Starke County Election Board to Pursue Voting Machine Upgrades

 

The Starke County Election Board has decided to proceed with upgrades to the county’s 46 voting machines. Steve Shamo with vendor MicroVote said the goal is to bring the machines up to the latest federal standards, in time for the 2020 presidential election. “The difference is primarily how the software and the firmware, which is the resident software in each panel, thinks,” he explained. “For instance, the system that you have, the software coding is written like line one through 250,000. That’s how it thinks in logic. The new software requirements require that all functions are remained in very compartmental small blocks of code, and require what’s called a transactional operation.”

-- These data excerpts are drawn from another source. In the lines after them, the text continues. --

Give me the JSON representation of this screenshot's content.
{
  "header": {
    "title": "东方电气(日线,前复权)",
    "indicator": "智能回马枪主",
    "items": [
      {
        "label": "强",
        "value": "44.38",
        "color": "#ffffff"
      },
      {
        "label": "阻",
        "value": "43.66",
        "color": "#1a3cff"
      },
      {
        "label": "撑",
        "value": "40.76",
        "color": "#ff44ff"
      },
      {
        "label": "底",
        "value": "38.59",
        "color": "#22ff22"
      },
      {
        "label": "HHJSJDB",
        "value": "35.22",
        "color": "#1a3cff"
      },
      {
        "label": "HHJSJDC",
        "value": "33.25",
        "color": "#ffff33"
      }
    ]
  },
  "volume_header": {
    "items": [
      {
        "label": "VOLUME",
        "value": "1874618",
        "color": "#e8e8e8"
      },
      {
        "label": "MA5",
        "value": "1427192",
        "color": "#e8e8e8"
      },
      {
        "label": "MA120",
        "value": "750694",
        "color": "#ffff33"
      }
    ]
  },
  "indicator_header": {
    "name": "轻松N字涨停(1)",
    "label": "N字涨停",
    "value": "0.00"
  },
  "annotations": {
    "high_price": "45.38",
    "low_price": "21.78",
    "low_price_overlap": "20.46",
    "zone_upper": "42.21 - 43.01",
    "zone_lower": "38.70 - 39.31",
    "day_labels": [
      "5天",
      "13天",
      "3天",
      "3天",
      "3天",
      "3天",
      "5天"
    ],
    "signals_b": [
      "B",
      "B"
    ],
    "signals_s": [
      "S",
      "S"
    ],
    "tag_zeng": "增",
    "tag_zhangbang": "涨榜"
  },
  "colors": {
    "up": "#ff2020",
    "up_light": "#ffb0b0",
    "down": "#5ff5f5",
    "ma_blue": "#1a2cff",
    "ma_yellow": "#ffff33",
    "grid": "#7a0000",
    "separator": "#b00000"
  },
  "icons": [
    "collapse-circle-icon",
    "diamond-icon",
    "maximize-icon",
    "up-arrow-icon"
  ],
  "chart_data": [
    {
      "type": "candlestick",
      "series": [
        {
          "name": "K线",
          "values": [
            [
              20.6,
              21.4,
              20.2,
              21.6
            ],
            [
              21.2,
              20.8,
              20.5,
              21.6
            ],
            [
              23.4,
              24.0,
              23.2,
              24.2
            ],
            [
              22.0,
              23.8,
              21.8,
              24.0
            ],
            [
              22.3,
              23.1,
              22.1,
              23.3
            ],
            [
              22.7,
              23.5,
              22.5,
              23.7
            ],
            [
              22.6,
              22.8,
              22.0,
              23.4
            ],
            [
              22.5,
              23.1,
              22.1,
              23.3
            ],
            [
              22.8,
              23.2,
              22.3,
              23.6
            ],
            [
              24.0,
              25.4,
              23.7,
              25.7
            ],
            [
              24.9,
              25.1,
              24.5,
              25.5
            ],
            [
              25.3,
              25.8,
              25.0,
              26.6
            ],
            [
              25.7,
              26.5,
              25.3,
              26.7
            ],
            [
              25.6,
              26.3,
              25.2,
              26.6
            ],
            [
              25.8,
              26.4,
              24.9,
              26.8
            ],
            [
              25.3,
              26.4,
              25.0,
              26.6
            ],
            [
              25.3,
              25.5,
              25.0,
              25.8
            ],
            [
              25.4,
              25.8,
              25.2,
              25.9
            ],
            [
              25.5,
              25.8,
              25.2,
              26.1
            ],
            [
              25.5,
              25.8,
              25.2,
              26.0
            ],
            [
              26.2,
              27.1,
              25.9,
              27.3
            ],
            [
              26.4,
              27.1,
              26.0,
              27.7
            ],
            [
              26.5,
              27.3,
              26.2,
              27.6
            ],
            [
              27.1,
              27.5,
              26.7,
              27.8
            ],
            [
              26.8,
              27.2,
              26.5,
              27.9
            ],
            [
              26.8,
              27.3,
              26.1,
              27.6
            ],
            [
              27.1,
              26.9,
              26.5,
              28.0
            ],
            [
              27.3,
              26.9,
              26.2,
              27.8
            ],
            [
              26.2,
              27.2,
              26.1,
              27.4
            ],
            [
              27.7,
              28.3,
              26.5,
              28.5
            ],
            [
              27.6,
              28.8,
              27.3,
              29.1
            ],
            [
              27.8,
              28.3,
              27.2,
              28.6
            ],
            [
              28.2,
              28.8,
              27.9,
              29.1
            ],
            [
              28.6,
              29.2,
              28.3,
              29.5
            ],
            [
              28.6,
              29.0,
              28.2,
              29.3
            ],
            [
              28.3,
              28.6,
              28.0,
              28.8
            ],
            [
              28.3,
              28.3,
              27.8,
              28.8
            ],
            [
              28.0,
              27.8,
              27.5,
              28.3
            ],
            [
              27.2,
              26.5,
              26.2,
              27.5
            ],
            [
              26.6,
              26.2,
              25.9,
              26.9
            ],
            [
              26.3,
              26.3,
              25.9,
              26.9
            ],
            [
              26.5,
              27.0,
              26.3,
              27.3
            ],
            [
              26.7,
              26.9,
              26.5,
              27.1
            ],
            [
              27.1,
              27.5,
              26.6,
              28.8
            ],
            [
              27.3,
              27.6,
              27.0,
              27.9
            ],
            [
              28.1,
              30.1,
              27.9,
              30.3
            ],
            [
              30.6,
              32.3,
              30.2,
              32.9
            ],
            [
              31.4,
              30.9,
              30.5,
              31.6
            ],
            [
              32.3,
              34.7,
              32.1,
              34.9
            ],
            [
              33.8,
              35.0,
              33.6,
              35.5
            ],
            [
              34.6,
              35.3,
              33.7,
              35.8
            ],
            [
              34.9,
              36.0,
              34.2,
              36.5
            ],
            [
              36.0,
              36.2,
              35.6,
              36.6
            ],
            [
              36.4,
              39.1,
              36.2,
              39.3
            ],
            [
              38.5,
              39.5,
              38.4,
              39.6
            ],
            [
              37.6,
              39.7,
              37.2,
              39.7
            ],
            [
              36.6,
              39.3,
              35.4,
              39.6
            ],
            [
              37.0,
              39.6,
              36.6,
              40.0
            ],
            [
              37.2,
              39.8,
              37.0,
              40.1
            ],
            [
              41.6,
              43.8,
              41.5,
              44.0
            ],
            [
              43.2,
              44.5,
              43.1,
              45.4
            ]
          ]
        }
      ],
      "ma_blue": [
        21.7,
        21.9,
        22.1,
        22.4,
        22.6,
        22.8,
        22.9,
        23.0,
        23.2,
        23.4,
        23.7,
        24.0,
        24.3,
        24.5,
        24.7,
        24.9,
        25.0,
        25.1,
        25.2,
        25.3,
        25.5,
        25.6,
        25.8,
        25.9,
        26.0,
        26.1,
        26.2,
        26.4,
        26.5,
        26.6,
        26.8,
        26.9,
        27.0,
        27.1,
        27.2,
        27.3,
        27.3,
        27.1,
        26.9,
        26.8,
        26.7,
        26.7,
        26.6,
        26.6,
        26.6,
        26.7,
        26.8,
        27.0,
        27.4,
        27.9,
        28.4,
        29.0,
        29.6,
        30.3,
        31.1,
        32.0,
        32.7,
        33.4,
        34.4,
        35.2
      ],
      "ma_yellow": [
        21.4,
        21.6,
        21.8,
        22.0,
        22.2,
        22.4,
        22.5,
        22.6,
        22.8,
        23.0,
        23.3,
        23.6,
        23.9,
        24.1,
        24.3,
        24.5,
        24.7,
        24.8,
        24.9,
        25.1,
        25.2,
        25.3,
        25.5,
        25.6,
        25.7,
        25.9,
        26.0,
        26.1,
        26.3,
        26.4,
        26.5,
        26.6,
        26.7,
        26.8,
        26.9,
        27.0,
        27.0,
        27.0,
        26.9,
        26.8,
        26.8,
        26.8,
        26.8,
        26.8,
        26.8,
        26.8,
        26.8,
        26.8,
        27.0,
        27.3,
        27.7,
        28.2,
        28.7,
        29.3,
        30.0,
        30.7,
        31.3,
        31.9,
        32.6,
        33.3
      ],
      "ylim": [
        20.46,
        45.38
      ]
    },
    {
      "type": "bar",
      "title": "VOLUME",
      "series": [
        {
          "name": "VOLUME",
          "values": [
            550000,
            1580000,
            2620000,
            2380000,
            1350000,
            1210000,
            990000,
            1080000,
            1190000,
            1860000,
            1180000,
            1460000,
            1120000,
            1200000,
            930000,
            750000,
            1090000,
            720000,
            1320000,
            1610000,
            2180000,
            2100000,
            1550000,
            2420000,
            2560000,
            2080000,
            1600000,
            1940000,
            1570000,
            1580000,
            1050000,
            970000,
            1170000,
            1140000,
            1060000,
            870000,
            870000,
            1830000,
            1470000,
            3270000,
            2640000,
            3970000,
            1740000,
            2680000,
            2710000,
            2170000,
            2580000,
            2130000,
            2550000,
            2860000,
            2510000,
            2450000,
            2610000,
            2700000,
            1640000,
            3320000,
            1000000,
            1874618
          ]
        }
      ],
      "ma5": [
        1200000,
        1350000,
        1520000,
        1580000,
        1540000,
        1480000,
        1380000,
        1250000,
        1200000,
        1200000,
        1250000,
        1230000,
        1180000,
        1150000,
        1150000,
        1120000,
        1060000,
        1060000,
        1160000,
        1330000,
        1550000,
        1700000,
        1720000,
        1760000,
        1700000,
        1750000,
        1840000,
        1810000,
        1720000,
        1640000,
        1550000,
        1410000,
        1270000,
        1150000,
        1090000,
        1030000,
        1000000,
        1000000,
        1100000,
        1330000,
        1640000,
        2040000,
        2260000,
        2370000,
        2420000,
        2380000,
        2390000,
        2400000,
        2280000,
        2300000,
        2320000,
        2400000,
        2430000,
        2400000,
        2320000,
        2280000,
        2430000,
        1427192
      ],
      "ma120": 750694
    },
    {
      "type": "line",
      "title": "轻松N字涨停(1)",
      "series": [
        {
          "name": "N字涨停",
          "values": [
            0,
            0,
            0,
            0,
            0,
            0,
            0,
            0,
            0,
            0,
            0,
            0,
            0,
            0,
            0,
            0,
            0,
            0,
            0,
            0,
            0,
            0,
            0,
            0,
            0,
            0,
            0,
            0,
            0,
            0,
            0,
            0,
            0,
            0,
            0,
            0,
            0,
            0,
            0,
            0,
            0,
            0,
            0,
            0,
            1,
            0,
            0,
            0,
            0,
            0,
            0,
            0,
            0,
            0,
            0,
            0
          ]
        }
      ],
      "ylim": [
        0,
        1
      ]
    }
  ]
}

He said that will require the replacement of internal components, like processors and motherboards. “The only visible difference that your voters will see is that the screen will be different,” Shamo said. “The screen will have a dark image with white lettering on it, so it’s much more clarity. And there’s a different glare shield on the top, which, ironically, is the cheapest component that does the best work. It’s a one-dollar plastic screen.”

One thing that will not be added to Starke County’s voting system is a printed receipt for voters. Shamo said that while it might make the process seem more secure, it actually has the potential of complicating matters. “If you had some sort of device that was printing, and it missed even a single one . . . that entire audit-ability is void. You’ve missed one,” he said. “And then the second factor of it is that it’s a receipt that is sell-able, and it’s maintainable. So unless it’s you’re guaranteeing 100-percent collection of those receipts, as they’re being handed out or whatever, showing how to vote, if it leaves the polling site, that unto itself can void an election.” However, he said the system does have the ability to print individual vote records, to allow a recount to be done by hand.

Shamo said the upgrades will cost the county just over $1,400 per machine, compared to $3,900 for a brand new one. With the election board’s approval last week, the proposal now goes to the county commissioners and county council for further consideration.

The work would likely take place after the 2018 election cycle. Clerk Vicki Cooley said that might allow the election board to fund the upgrades in the 2019 budget.